Last edited: May 7, 2014
12. May 8, 2014

### Saitama

Sorry for the delay in reply.

The equivalent resistance between A and B for the circuit I attached before is:
$$\frac{1}{R_{AB}}=1+\frac{1}{\frac{(R_A+2)(R_A+1)}{R_A+R_B+3}+R_A+1}$$
Also,
$$R_{AB}=R_A+R_B$$
$$R_{AC}=2R_A=\sqrt{5}-1\,k\Omega \Rightarrow R_A=\frac{\sqrt{5}-1}{2}$$
Solving does give me the right answer but I still don't understand why can you replace the infinite circuit with just three resistors.

13. May 8, 2014

### phyzguy

Suppose you had a black box filled with resistors hooked up in some unknown way, and two wires coming out. Don't you see that if you connect an ohmmeter to the two wires you will measure some value of resistance? So you can replace the black box with a single resistor, no matter what is in the box. Now add a third wire. There are only three ways to hook it to the ohmmeter - A to B, A to C, and B to C, so there are only three resistances that characterize the whole black box.

14. May 8, 2014

### Saitama

Yes, I agree about the ohmmeter part and that there are three way to connect it but how does that explain that the circuit can be reduced to only three resistors?

15. May 8, 2014

### dauto

That's puzzling. You don't seem bothered at all by the replacement of a circuit by a single equivalent resistance between A and B, but seem bothered by the replacement of a circuit by thee resistors. It's the same principle. In general, a circuit with N external connection points may be replaced by an equivalent circuit with N(N-1)/2 resistors.
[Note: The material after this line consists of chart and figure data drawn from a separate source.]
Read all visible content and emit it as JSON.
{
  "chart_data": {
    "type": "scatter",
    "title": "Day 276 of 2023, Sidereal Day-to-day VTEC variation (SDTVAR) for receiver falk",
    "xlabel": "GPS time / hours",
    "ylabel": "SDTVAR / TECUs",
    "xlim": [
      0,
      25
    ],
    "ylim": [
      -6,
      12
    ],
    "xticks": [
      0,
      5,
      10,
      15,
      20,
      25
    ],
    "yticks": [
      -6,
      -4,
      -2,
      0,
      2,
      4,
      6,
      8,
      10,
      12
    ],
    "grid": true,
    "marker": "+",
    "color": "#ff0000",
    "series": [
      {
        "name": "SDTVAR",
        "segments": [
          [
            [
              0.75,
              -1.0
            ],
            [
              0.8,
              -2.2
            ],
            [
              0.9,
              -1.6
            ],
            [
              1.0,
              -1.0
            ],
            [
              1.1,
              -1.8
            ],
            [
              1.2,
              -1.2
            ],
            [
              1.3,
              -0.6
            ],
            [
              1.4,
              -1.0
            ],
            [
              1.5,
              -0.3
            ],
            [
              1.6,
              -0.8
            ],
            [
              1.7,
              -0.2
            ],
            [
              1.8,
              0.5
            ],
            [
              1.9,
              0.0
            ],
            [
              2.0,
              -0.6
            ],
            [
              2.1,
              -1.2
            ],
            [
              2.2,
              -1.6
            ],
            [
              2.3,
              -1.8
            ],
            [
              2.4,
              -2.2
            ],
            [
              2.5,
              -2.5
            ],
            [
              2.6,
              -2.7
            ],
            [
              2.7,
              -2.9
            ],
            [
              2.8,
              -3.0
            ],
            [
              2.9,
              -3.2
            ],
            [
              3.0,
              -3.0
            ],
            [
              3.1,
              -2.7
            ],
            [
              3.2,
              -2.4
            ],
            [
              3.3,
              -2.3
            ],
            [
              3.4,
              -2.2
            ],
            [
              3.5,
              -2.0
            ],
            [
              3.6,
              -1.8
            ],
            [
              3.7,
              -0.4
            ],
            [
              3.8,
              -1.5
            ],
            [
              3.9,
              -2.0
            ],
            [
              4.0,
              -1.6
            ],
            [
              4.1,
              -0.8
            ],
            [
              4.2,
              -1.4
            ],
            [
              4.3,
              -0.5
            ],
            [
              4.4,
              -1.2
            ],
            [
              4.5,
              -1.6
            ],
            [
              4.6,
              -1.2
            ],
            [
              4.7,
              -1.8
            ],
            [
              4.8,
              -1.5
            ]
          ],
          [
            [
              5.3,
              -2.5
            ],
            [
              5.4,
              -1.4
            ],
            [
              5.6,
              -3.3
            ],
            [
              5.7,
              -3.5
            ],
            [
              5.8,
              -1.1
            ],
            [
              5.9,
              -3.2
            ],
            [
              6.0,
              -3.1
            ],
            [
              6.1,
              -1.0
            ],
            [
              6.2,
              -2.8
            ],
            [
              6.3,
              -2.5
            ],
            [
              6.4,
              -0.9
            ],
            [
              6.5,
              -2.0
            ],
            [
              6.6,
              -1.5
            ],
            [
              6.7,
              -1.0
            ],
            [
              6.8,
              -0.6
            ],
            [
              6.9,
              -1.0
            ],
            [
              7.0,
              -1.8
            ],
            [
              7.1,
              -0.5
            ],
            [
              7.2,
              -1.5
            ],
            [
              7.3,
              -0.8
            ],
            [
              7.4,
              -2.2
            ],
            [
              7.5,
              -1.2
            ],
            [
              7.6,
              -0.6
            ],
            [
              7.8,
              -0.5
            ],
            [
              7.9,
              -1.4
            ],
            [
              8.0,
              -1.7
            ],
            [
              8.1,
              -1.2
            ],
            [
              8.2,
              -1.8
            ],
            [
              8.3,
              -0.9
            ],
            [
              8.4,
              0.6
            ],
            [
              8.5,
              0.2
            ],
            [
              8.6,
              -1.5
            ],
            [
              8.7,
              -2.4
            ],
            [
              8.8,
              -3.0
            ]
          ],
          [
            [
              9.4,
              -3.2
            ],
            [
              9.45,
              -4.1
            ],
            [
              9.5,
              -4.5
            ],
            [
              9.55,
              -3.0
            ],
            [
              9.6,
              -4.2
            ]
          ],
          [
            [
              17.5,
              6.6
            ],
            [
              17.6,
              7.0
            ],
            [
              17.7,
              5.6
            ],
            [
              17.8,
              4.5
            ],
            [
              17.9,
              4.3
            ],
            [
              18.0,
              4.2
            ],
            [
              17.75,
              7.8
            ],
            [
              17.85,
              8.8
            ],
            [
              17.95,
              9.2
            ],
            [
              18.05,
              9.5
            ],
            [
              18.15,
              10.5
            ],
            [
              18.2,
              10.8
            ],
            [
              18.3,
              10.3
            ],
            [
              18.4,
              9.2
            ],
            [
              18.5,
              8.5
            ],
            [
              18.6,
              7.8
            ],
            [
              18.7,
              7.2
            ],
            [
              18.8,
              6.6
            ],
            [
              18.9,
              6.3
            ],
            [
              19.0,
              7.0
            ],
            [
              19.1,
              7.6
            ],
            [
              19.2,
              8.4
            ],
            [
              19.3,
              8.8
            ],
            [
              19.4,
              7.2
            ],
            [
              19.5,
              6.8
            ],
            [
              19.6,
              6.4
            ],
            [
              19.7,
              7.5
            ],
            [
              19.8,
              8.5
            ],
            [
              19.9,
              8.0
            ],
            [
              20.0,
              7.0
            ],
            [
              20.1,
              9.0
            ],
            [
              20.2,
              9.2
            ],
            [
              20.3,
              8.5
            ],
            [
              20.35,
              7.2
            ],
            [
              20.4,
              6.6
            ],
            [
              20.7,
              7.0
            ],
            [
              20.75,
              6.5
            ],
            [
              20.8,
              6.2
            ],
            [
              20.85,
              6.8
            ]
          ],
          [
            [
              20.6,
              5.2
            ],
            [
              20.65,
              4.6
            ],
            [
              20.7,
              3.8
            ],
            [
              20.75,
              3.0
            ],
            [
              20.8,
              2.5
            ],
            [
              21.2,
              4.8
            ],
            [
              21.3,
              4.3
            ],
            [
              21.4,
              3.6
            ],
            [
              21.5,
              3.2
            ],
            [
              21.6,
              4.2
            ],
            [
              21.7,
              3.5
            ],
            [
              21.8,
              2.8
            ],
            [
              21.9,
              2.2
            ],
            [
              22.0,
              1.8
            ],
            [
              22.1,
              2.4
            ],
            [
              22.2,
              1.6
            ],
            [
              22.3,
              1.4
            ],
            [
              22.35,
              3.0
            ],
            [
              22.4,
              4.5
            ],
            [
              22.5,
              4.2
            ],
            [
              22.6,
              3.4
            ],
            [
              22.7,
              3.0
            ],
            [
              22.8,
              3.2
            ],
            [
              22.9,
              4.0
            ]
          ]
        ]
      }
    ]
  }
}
EDIT: what was the final answer after the math cleared up?

Last edited: May 8, 2014
16. May 9, 2014

### haruspex

It's not obvious to me how this works for a system with N external contacts. Is there a theorem to this effect that you can point to?

17. May 9, 2014

### dauto

I don't know the name of the theorem. But it is based on the superposition principle of linear systems. If the black box contains only ohmic components than the output (current for instance) is linearly related to the input (applied voltage) and the superposition of inputs (adding the inputs) leads to superposition of outputs. This forms a linear vector space where the vectors represent the possible conditions (input and output) of the system. The somewhat hard (though very intuitive) part of the theorem is to prove that the vector space has N(N-1) dimensions.

EDIT: Apparently one application of this theorem is called the "Star-mesh transform" while for the special case of three connecting points the "Star-mesh transform" is called the "Y - Δ" theorem.

Last edited: May 9, 2014
18. May 9, 2014

### haruspex

Yes, I had managed to figure that much out, but it seemed you went further and were saying it could be reduced to the specific arrangement of one resistor between each pair of the N.
Again, I had managed the Y-Δ transformation, but to reduce an arbitrary network with three contacts to a Δ requires the general star-mesh transform. Looking at the Wikipedia entries, http://en.wikipedia.org/wiki/Star-mesh_transform and http://en.wikipedia.org/wiki/Schur_complement, this is far from trivial. Thanks for the clue.
Pranav-Arora was right to challenge the idea that this was somehow obvious.

Fwiw, I had tried to solve the OP without benefit of this theorem. Using matrices to represent the relationships between (a) the applied voltages and the input currents and (b) the applied voltages and the resulting voltages at the next column, I obtained a recurrence relation which led to a matrix equation of the form A2 = B (B known). I assume it is reasonable to solve that by diagonalisation etc., but kept getting going wrong in the algebra and gave up.

19. May 9, 2014

### dauto

The math behind the theorem can get quite complex, no doubt. By I think it is quite intuitive based on the linear vector space argument I provided.